Dive Brief:
- Morgan Stanley analysts suggested Macy's might need to quicken the pace of its store closures and downgraded their estimates for the department store retailer's stock, which since September has outperformed the average for sellers of softline goods. "While Macy's has proactively closed stores, ongoing negative store-only comps lead us to question if it is closing them fast enough," the analysts wrote in a wide-ranging report on the return on retailers' capital spending.
- The analysts pointed to a slowdown in the expansion of store fleets across retail, with current growth at less than 1% as compared to a 2% to 3% expansion over the past five years. And even as retailers make fewer risky decisions about capital spending, their margins are eroding as the "lion's share of retailer growth" comes through e-commerce, which has lower margins than store sales, the analysts note.

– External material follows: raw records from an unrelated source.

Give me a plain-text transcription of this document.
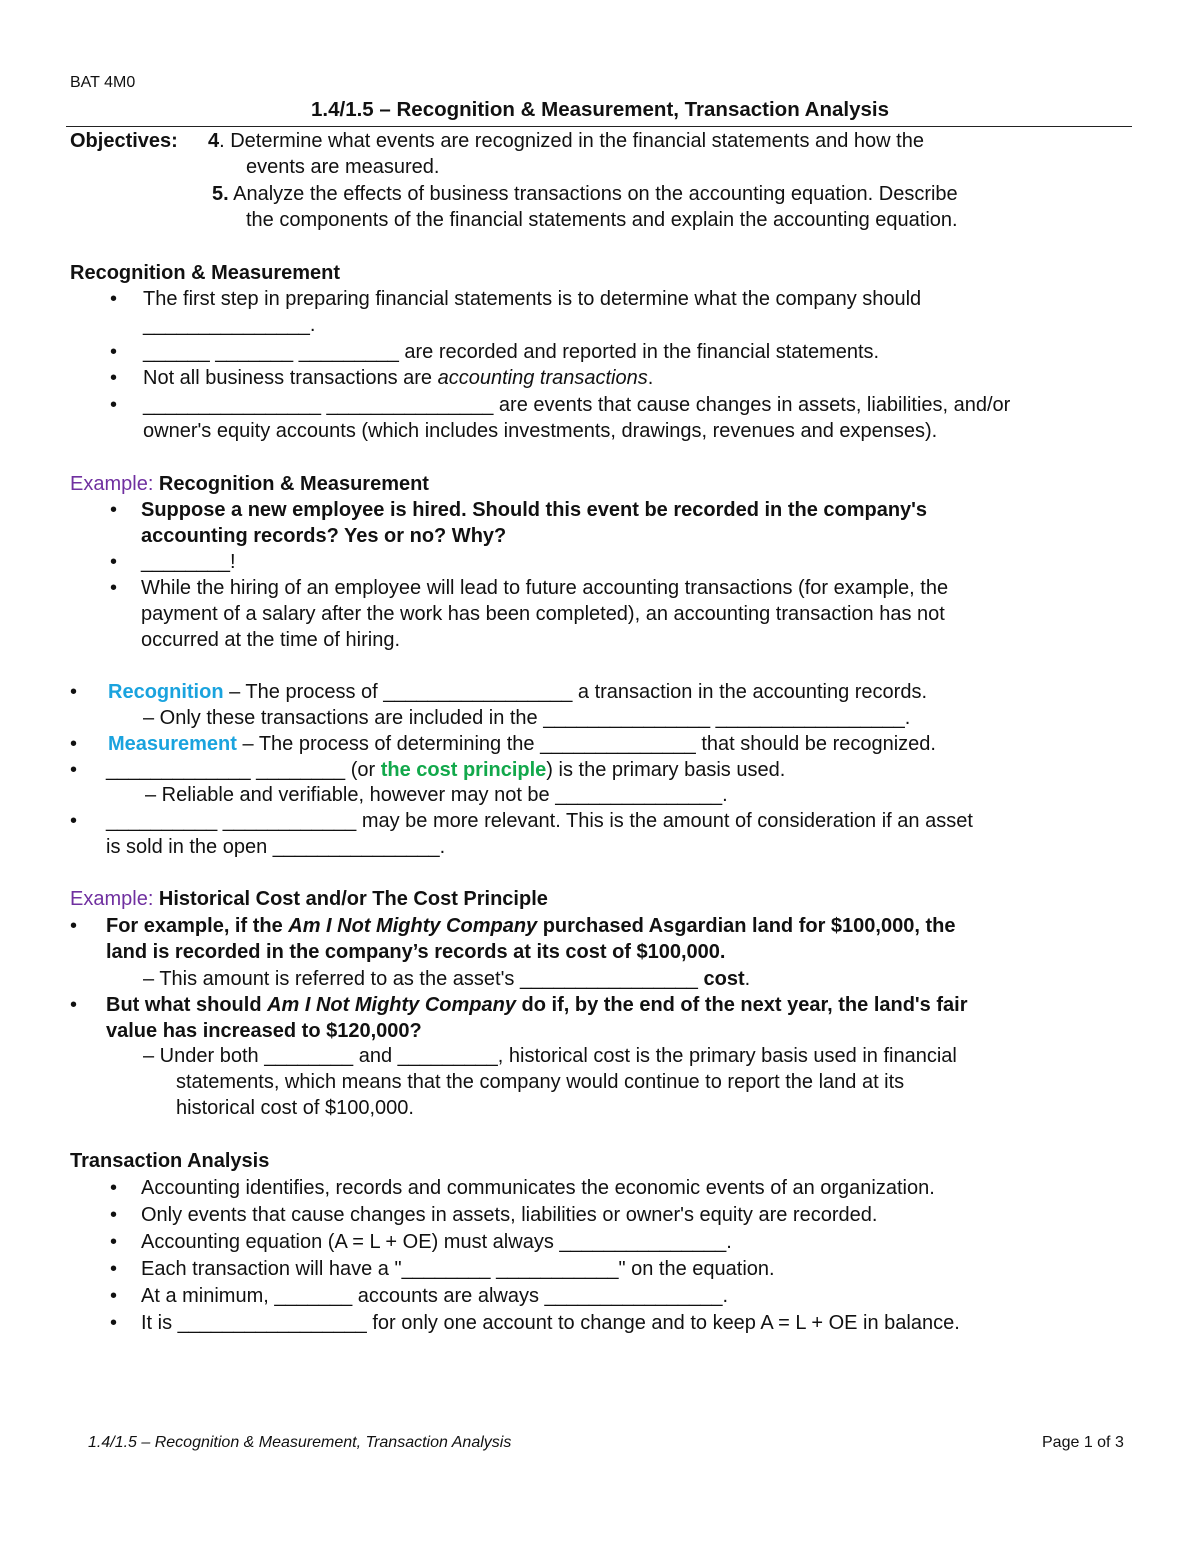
BAT 4M0
1.4/1.5 – Recognition & Measurement, Transaction Analysis
Objectives: 4. Determine what events are recognized in the financial statements and how the
events are measured.
5. Analyze the effects of business transactions on the accounting equation. Describe
the components of the financial statements and explain the accounting equation.
Recognition & Measurement
• The first step in preparing financial statements is to determine what the company should
_______________.
• ______ _______ _________ are recorded and reported in the financial statements.
• Not all business transactions are accounting transactions.
• ________________ _______________ are events that cause changes in assets, liabilities, and/or
owner's equity accounts (which includes investments, drawings, revenues and expenses).
Example: Recognition & Measurement
• Suppose a new employee is hired. Should this event be recorded in the company's
accounting records? Yes or no? Why?
• ________!
• While the hiring of an employee will lead to future accounting transactions (for example, the
payment of a salary after the work has been completed), an accounting transaction has not
occurred at the time of hiring.
• Recognition – The process of _________________ a transaction in the accounting records.
– Only these transactions are included in the _______________ _________________.
• Measurement – The process of determining the ______________ that should be recognized.
• _____________ ________ (or the cost principle) is the primary basis used.
– Reliable and verifiable, however may not be _______________.
• __________ ____________ may be more relevant. This is the amount of consideration if an asset
is sold in the open _______________.
Example: Historical Cost and/or The Cost Principle
• For example, if the Am I Not Mighty Company purchased Asgardian land for $100,000, the
land is recorded in the company’s records at its cost of $100,000.
– This amount is referred to as the asset's ________________ cost.
• But what should Am I Not Mighty Company do if, by the end of the next year, the land's fair
value has increased to $120,000?
– Under both ________ and _________, historical cost is the primary basis used in financial
statements, which means that the company would continue to report the land at its
historical cost of $100,000.
Transaction Analysis
• Accounting identifies, records and communicates the economic events of an organization.
• Only events that cause changes in assets, liabilities or owner's equity are recorded.
• Accounting equation (A = L + OE) must always _______________.
• Each transaction will have a "________ ___________" on the equation.
• At a minimum, _______ accounts are always ________________.
• It is _________________ for only one account to change and to keep A = L + OE in balance.
1.4/1.5 – Recognition & Measurement, Transaction Analysis	Page 1 of 3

- All that leaves the more "e-commerce resilient" retailers in a better position to draw returns from their investments in stores and other spending, according to the Morgan Stanley team. Among them are the off-price sellers — namely TJX Cos., Ross Stores and Burlington Stores — which have been rapidly expanding their store fleets and posting enviable sales gains. The analysts also include in this group Home Depot, Lowe's, Costco, Ulta, Michaels and auto parts sellers.
Dive Insight:
The Morgan Stanley team, led by analysts Simeon Gutman and Kimberly Greenberger, are the latest to question the long-term performance potential for some traditional retailers.
In a report earlier this week, Deutsche Bank analysts wrote that department stores may already be overvalued by investors, given that the "fundamental upside is limited" for the sector. They pointed out that mall-based retailers and department stores remain "structurally challenged" given the expansion of e-commerce, the growth of off-price retail, and shifts in consumer spending to restaurants and other experience-based services.

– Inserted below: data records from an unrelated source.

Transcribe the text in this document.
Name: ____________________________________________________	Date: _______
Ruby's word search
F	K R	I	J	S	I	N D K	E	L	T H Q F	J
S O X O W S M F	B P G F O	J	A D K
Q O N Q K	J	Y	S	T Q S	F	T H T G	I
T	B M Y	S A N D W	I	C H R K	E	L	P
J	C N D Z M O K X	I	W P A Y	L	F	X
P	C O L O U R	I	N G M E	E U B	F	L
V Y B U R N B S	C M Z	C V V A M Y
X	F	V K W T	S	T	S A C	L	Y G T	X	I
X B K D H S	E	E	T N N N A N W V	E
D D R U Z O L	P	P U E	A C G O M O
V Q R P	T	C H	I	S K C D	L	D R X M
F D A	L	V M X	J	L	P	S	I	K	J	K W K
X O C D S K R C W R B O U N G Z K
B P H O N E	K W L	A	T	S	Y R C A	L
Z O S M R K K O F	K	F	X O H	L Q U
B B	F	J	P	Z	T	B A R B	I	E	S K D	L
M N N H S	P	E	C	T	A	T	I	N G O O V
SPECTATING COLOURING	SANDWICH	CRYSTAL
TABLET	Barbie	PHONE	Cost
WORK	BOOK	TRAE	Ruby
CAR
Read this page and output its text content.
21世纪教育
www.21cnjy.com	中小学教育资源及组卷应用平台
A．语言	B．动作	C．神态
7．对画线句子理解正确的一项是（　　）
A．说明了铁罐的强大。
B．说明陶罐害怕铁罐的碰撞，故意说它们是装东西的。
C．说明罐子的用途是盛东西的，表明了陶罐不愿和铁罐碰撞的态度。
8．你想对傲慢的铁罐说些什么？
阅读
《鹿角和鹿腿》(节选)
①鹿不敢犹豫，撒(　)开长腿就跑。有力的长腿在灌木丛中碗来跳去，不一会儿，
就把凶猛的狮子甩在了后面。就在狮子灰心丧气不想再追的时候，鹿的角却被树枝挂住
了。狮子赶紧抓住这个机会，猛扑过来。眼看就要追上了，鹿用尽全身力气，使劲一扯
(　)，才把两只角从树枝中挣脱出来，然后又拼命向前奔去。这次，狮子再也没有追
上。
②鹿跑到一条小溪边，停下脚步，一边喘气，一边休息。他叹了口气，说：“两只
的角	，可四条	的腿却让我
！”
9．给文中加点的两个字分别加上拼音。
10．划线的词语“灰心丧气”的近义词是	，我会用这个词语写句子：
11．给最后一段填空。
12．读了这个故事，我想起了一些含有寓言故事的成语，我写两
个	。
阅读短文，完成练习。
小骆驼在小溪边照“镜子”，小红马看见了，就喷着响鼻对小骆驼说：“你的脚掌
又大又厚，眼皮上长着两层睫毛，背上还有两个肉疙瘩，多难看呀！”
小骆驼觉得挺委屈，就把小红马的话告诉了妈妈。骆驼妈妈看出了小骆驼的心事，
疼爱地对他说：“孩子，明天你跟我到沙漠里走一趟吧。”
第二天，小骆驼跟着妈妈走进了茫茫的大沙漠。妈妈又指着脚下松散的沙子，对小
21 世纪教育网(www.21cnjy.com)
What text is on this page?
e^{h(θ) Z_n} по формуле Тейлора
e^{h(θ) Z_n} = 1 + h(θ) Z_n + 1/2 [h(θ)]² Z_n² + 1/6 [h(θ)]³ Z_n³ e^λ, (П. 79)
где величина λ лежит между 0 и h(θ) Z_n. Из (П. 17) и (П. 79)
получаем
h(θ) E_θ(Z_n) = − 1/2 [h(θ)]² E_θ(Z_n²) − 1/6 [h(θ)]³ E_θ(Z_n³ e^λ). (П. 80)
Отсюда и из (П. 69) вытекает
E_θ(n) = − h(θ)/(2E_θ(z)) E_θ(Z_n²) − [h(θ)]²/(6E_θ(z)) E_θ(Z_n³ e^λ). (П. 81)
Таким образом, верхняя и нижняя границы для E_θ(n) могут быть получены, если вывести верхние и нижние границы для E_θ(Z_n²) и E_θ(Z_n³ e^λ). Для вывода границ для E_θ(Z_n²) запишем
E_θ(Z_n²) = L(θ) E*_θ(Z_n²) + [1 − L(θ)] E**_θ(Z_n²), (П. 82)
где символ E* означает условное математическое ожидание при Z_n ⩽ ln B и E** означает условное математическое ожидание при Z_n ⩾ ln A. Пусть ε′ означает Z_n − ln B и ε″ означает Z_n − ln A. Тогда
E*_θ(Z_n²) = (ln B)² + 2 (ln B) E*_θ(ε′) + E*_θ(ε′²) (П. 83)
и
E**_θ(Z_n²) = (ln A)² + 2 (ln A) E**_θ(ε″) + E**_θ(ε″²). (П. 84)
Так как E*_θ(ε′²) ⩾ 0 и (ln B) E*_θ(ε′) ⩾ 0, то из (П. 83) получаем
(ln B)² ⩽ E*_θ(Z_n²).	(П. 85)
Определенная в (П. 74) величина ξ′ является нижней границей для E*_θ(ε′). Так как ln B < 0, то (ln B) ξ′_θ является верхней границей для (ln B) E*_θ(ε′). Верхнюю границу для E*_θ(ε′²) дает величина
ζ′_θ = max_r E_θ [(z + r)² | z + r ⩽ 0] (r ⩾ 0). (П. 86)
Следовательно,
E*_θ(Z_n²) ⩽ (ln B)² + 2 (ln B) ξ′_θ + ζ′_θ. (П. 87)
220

In some ways, the Morgan Stanley report may present cause for even deeper pessimism. As they point out, even retailers making investments to adapt to a more e-commerce-heavy retail environment do so at a major cost to their margins. Their sales may outperform those retailers that are loaded with debt and treading water, or even teetering toward bankruptcy, but those sales increases might yield less profit than capital spending in the past.
As the Morgan Stanley team frames it, retailers have been caught in a "margin downdraft" since 2012 — during which time their earnings margins have shrunk by 230 basis points — due mainly to e-commerce competition, the rise of price transparency, shifts in their own sales from stores to online and the high cost to retailers of free shipping.
The analysts describe the retailers in this boat as "e-commerce challenged," as they are "the most at risk from the growing presence of Amazon" and falling returns on the investments they make to compete. The group, in the analysts' view, includes: Pier 1 Imports, Williams-Sonoma, Bed Bath & Beyond, Dick's Sporting Goods, Walmart, Target, Sally Beauty, Macy's, Nordstrom, Kohl's, L Brands, Chico's, Tiffany, Lululemon, Michael Kors, Urban Outfitters, Gap, Tapestry and American Eagle.